The cream cheese decision
The big choice is using Marmite cream cheese rather than straight Marmite. Marmite cream cheese is the existing Marmite product that blends the yeast extract with full-fat soft cheese, sold in 150g tubs in the spreads aisle. It is, in M&S’s hands, the right move for a pre-packed sandwich.
The problem with putting straight Marmite into a pre-made sandwich is that Marmite is, by design, intensely concentrated. Spread on toast it works because the eater controls the dose and the toast is warm enough to soften the spread. In a cold, pre-packed sandwich made by a factory line, the Marmite tends to cluster in patches. You bite once and get a properly intense mouthful, you bite again and get bread and nothing. That is the “Marmite pocket” problem.
The cream cheese version solves it. The Marmite is pre-mixed into a soft, spreadable, lower-concentration carrier, which spreads evenly across the bread and stays put. Every bite tastes the same. The intensity is moderated. The result is a Marmite sandwich that consistently tastes of Marmite, without the punishing peaks and troughs of the home-made version.
The cheddar choice
British farmhouse cheddar. M&S have not specified a particular county or producer (the press release just says “farmhouse”), but the slice in the sandwich is properly mature, properly cheesy, with the slight crumble that decent cheddar gives. It is not the slightly rubbery factory cheddar of cheap supermarket sandwiches.
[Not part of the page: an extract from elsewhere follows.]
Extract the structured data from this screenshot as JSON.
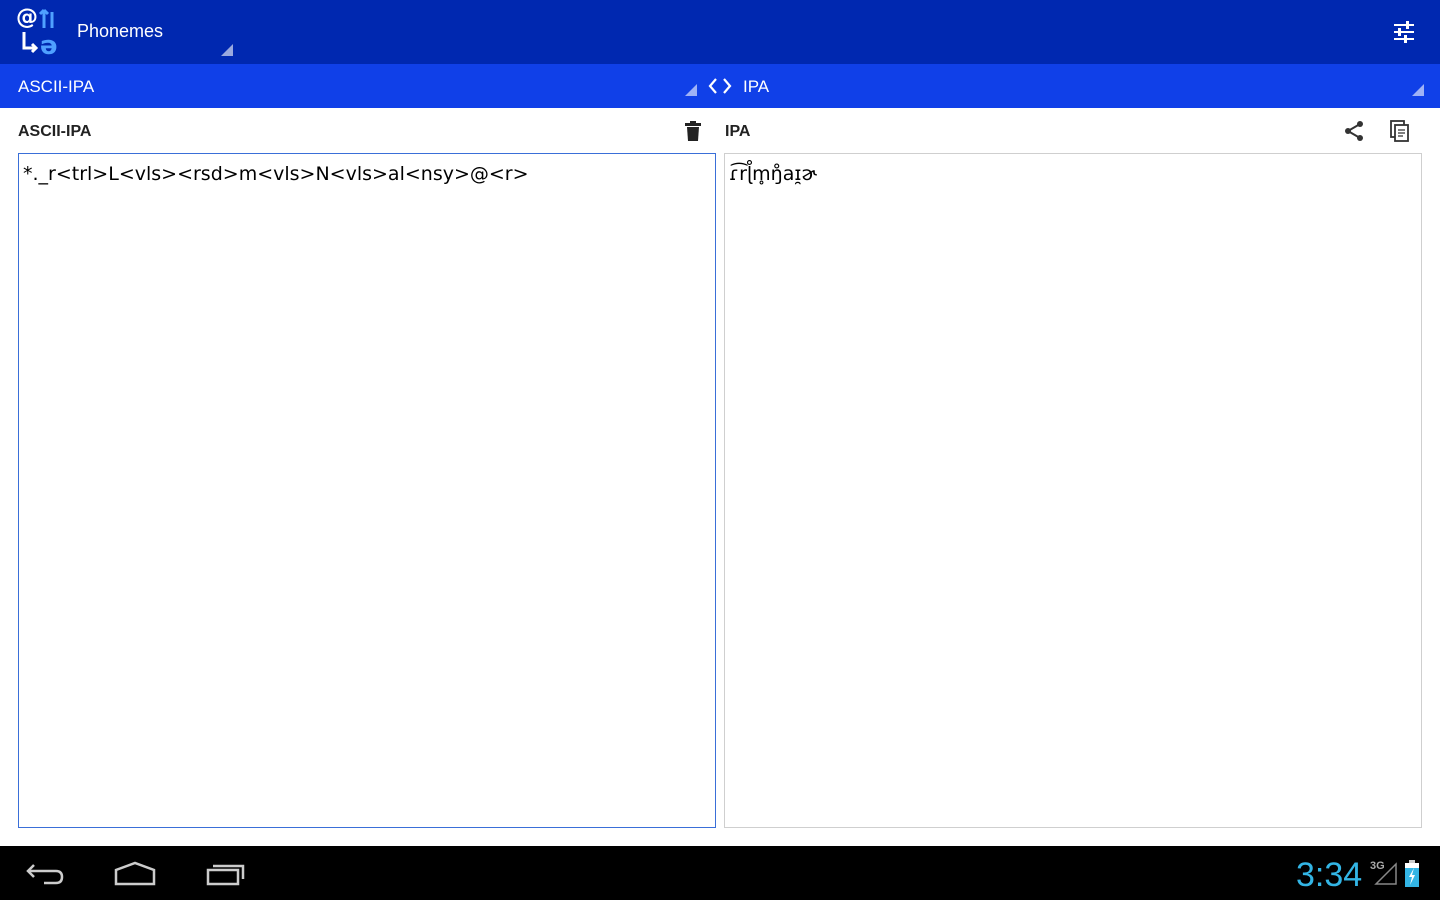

The cheddar’s job in this sandwich is to provide the protein, the cooling fat, and the slight sharpness that Marmite needs to play against. Mild cheese would not work. Extra mature cheddar might be too aggressive. The “good farmhouse cheddar” middle ground is the right specification.
The bread
Vitamin-D-fortified white. White bread is, on the face of it, a slightly boring choice. But it is the right one for this sandwich, because the bread’s job is to disappear quietly. A complex sourdough would compete with the Marmite-cheese flavour combination. White bread carries the filling without arguing.
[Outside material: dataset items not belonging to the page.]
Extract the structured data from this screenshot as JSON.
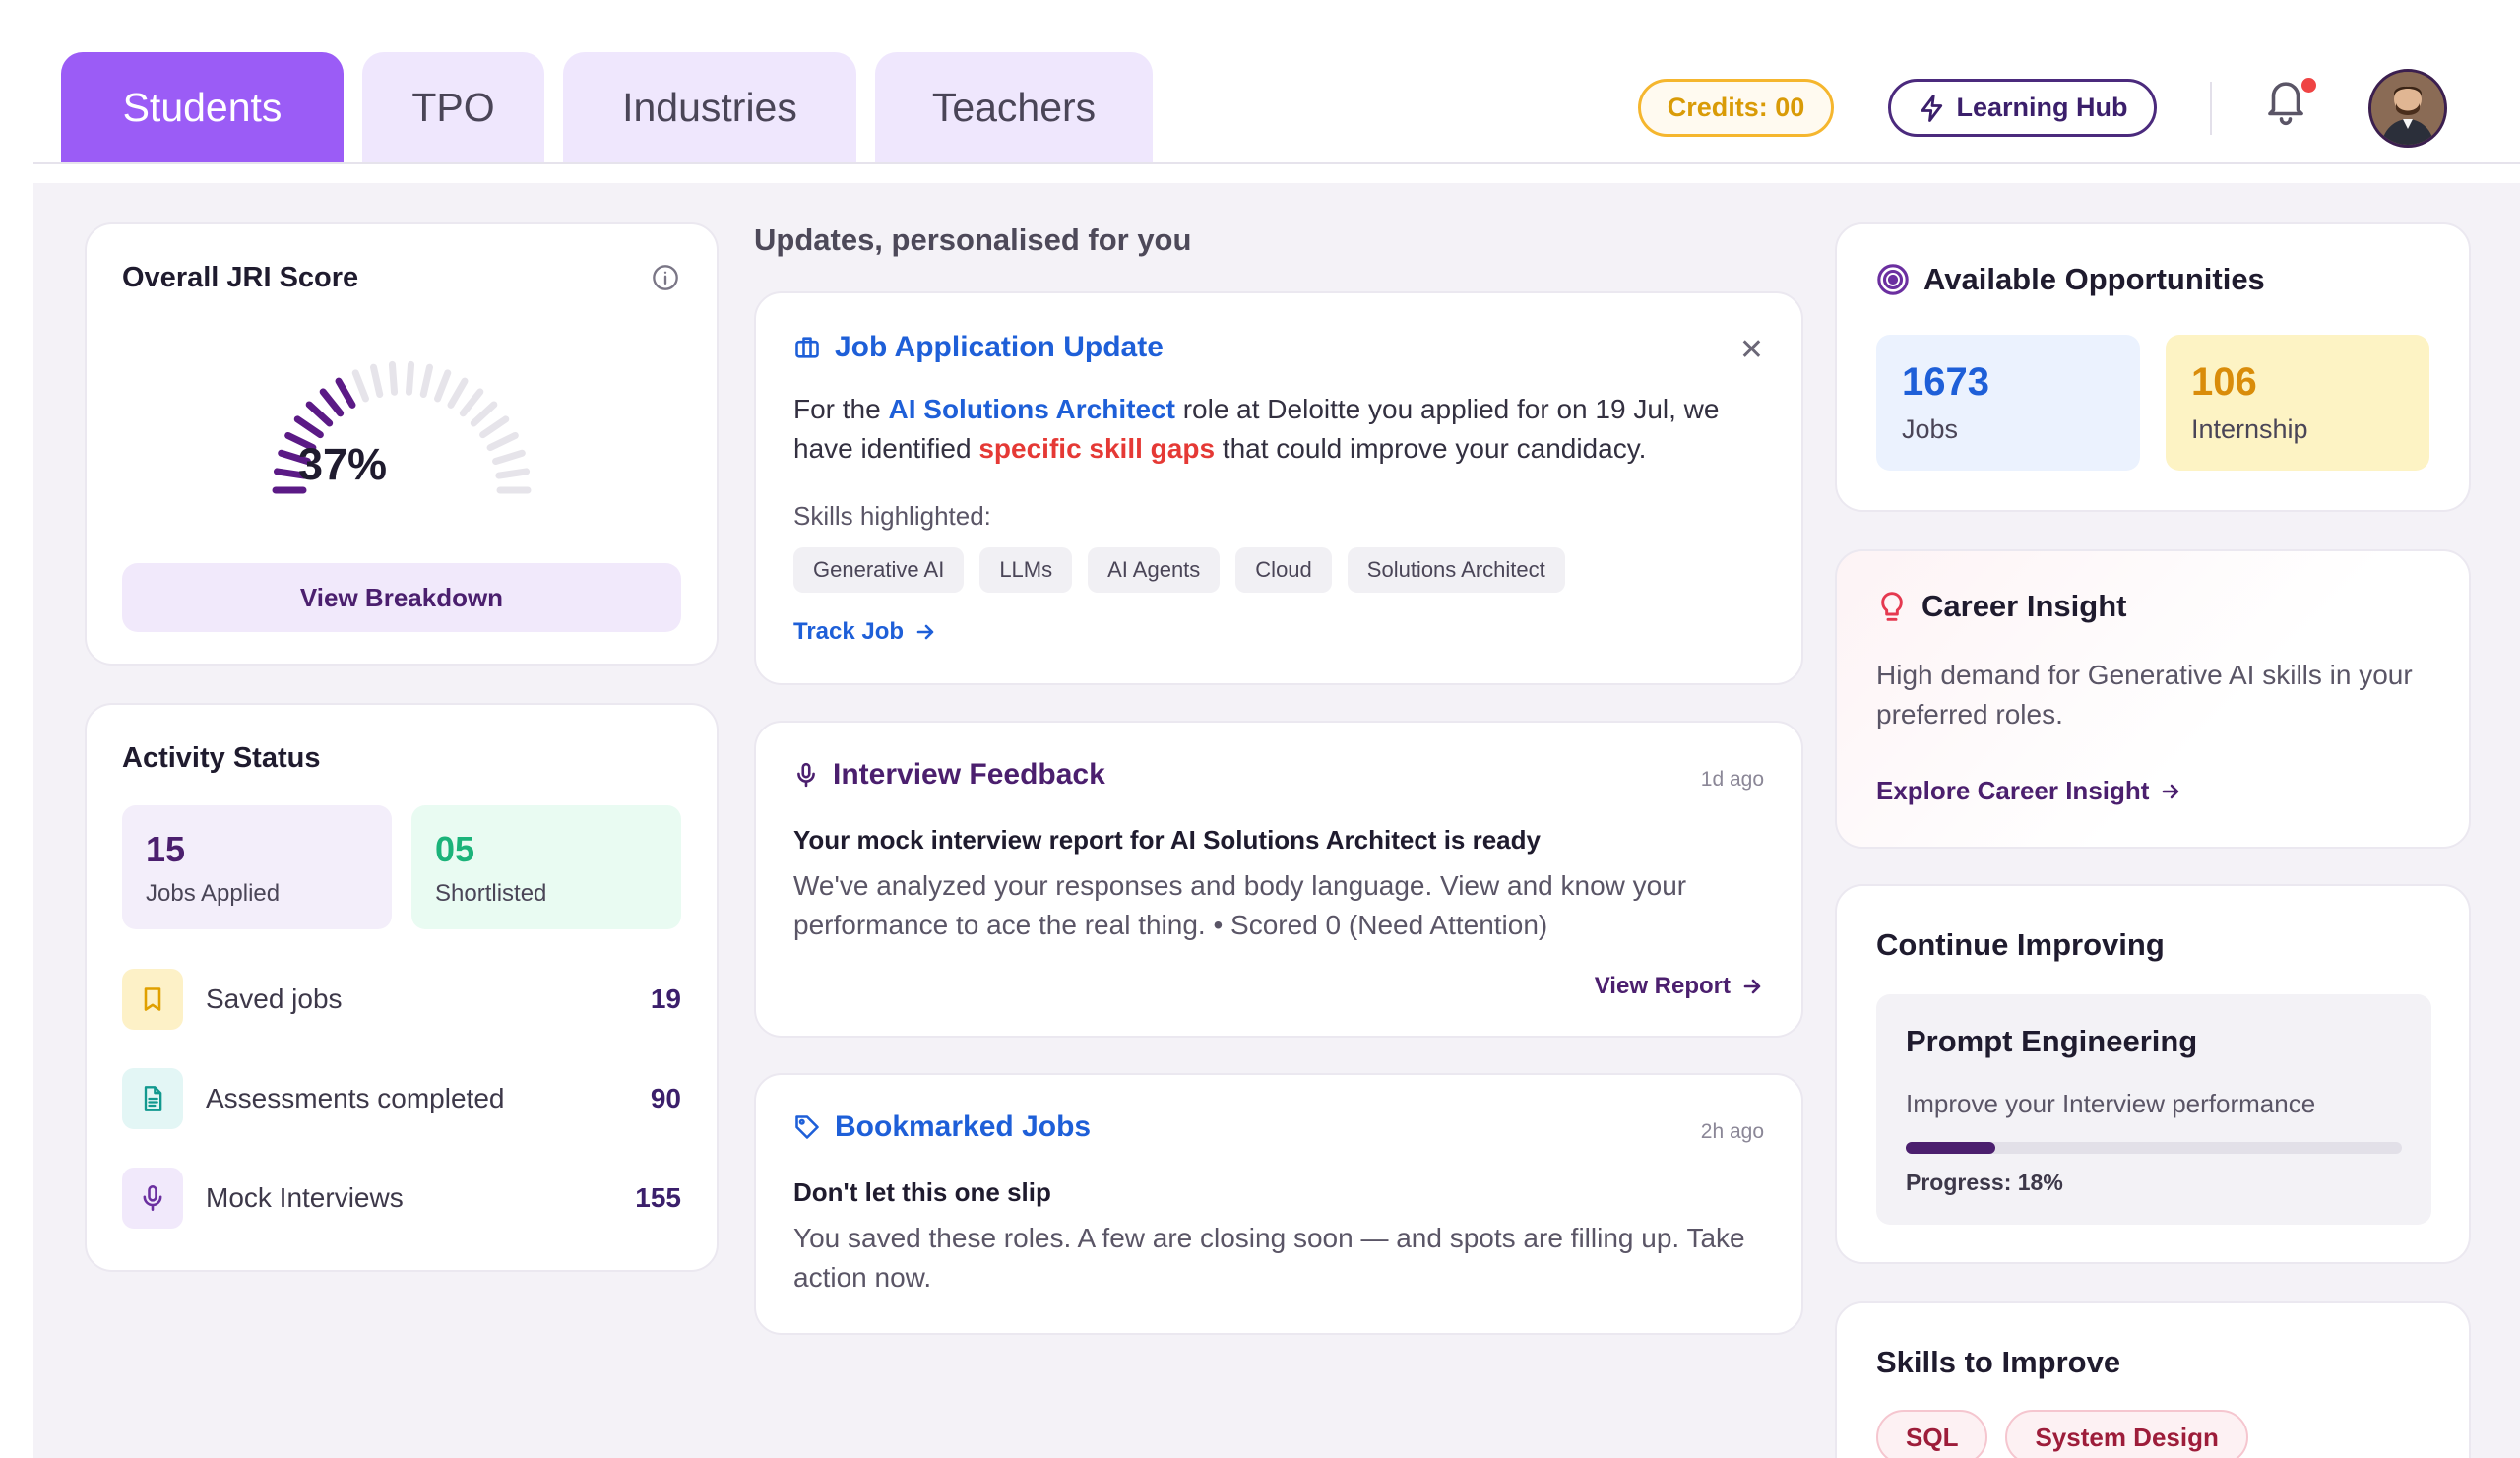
{
  "tabs": [
    {
      "label": "Students",
      "active": true
    },
    {
      "label": "TPO",
      "active": false
    },
    {
      "label": "Industries",
      "active": false
    },
    {
      "label": "Teachers",
      "active": false
    }
  ],
  "header": {
    "credits_label": "Credits: 00",
    "learning_hub_label": "Learning Hub",
    "notification_icon": "bell-icon",
    "has_notification": true
  },
  "jri": {
    "title": "Overall JRI Score",
    "score_text": "37%",
    "score_fraction": 0.37,
    "button_label": "View Breakdown"
  },
  "activity": {
    "title": "Activity Status",
    "jobs_applied": {
      "value": "15",
      "label": "Jobs Applied"
    },
    "shortlisted": {
      "value": "05",
      "label": "Shortlisted"
    },
    "rows": [
      {
        "label": "Saved jobs",
        "count": "19",
        "icon": "bookmark-icon"
      },
      {
        "label": "Assessments completed",
        "count": "90",
        "icon": "document-icon"
      },
      {
        "label": "Mock Interviews",
        "count": "155",
        "icon": "microphone-icon"
      }
    ]
  },
  "updates": {
    "section_title": "Updates, personalised for you",
    "job_update": {
      "title": "Job Application Update",
      "body_1": "For the ",
      "role": "AI Solutions Architect",
      "body_2": " role at Deloitte you applied for on 19 Jul, we have identified ",
      "gap": "specific skill gaps",
      "body_3": " that could improve your candidacy.",
      "skills_label": "Skills highlighted:",
      "skills": [
        "Generative AI",
        "LLMs",
        "AI Agents",
        "Cloud",
        "Solutions Architect"
      ],
      "link_label": "Track Job"
    },
    "interview": {
      "title": "Interview Feedback",
      "time": "1d ago",
      "headline": "Your mock interview report for AI Solutions Architect is ready",
      "text": "We've analyzed your responses and body language. View and know your performance to ace the real thing. • Scored 0 (Need Attention)",
      "link_label": "View Report"
    },
    "bookmarked": {
      "title": "Bookmarked Jobs",
      "time": "2h ago",
      "headline": "Don't let this one slip",
      "text": "You saved these roles. A few are closing soon — and spots are filling up. Take action now."
    }
  },
  "opportunities": {
    "title": "Available Opportunities",
    "jobs": {
      "value": "1673",
      "label": "Jobs"
    },
    "internship": {
      "value": "106",
      "label": "Internship"
    }
  },
  "career_insight": {
    "title": "Career Insight",
    "text": "High demand for Generative AI skills in your preferred roles.",
    "link_label": "Explore Career Insight"
  },
  "continue_improving": {
    "title": "Continue Improving",
    "course_title": "Prompt Engineering",
    "course_desc": "Improve your Interview performance",
    "progress_fraction": 0.18,
    "progress_label": "Progress: 18%"
  },
  "skills_to_improve": {
    "title": "Skills to Improve",
    "skills": [
      "SQL",
      "System Design"
    ]
  },
  "colors": {
    "accent": "#9b5cf6",
    "brand_dark": "#4b1f6e",
    "link_blue": "#1e5fd8",
    "alert_red": "#e53935",
    "credits_gold": "#f5b62e"
  }
}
The vitamin-D fortification is partly nutritional (UK populations are widely deficient in vitamin D, particularly in winter, so adding it to staple foods is a small public-health intervention), partly clever marketing. It lets M&S put the sandwich in the slightly-more-virtuous food category without changing the underlying eating experience.
Why the partnership matters
M&S is the premium tier of British supermarket food. Marmite appearing on its food-to-go shelves, presented as a proper sandwich rather than a novelty, is a quiet promotion for the brand. Marmite as Tuesday lunch, not just as Saturday breakfast.
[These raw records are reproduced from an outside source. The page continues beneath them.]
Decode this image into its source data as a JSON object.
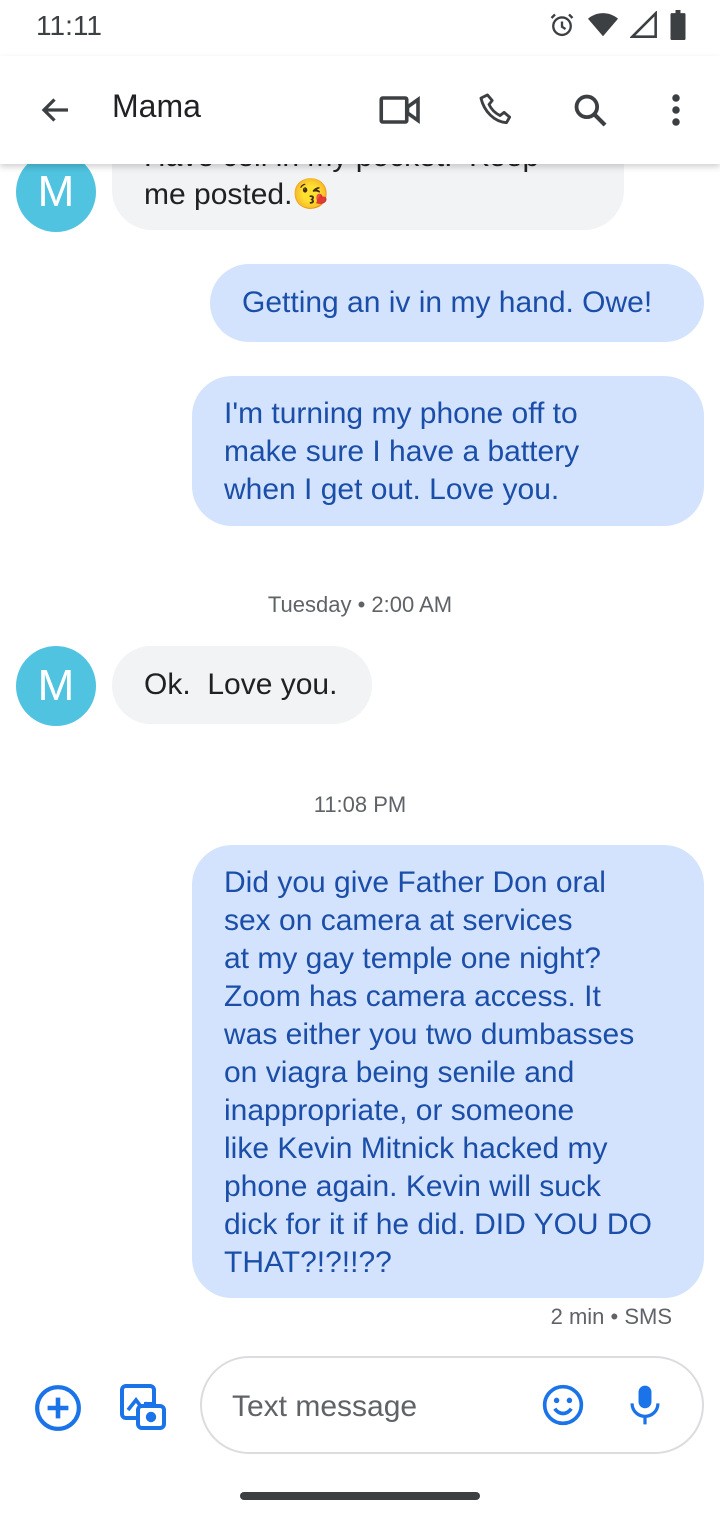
{
  "status_bar": {
    "time": "11:11"
  },
  "app_bar": {
    "title": "Mama"
  },
  "messages": [
    {
      "type": "in",
      "avatar_letter": "M",
      "text": "Have cell in my pocket.  Keep\nme posted.",
      "emoji": "😘"
    },
    {
      "type": "out",
      "text": "Getting an iv in my hand. Owe!"
    },
    {
      "type": "out",
      "text": "I'm turning my phone off to\nmake sure I have a battery\nwhen I get out. Love you."
    },
    {
      "type": "timestamp",
      "text": "Tuesday • 2:00 AM"
    },
    {
      "type": "in",
      "avatar_letter": "M",
      "text": "Ok.  Love you."
    },
    {
      "type": "timestamp",
      "text": "11:08 PM"
    },
    {
      "type": "out",
      "text": "Did you give Father Don oral\nsex on camera at services\nat my gay temple one night?\nZoom has camera access. It\nwas either you two dumbasses\non viagra being senile and\ninappropriate, or someone\nlike Kevin Mitnick hacked my\nphone again. Kevin will suck\ndick for it if he did. DID YOU DO\nTHAT?!?!!??"
    }
  ],
  "last_message_meta": "2 min • SMS",
  "compose": {
    "placeholder": "Text message"
  },
  "colors": {
    "accent": "#1a73e8",
    "avatar": "#4fc3e0",
    "incoming_bubble": "#f1f3f4",
    "outgoing_bubble": "#d3e3fd"
  }
}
It also matters as a precedent. The M&S × Marmite collaboration that began here led to the much more ambitious 2025 range (see the M&S pizza and mac-and-cheese range for the pizza, the mac and cheese, the mac bites), and to the 2025 Christmas caramel sauce and blondies (see the M&S Christmas caramel range). M&S have, in 2025, become the most adventurous Marmite-licensed-product partner in the country, and this sandwich was the small early experiment that proved the audience was there.
How to eat it
As is, from the box, at a desk or on a train. The sandwich is designed for that and works well.
If you have access to a toaster or a panini press, toasting it transforms the experience. The cream cheese melts slightly, the Marmite intensifies and goes from cold-cream-cheese-with-Marmite to warm-grilled-cheese-with-Marmite, and the white bread crisps into something properly satisfying. This is the move. If you have a desk panini press at work, this is the sandwich.
The DIY upgrade: split the sandwich open, add a sliced tomato or a few cucumber discs. Both lift it considerably. M&S do not include these in the standard version, presumably because they would shorten the shelf-life of a chilled sandwich, but you can add them yourself.
Should you buy one
Yes. Whenever you are in an M&S food hall at lunchtime and the sandwich is in front of you, get it. Around four pounds for genuinely good sandwich is fair value in the current pricing environment, and this is one of the rare ready-made sandwiches that you will eat with actual pleasure rather than just tolerance.
The Hate Party will, as always, be back at the meal-deal aisle picking up something with no Marmite in it. Let them.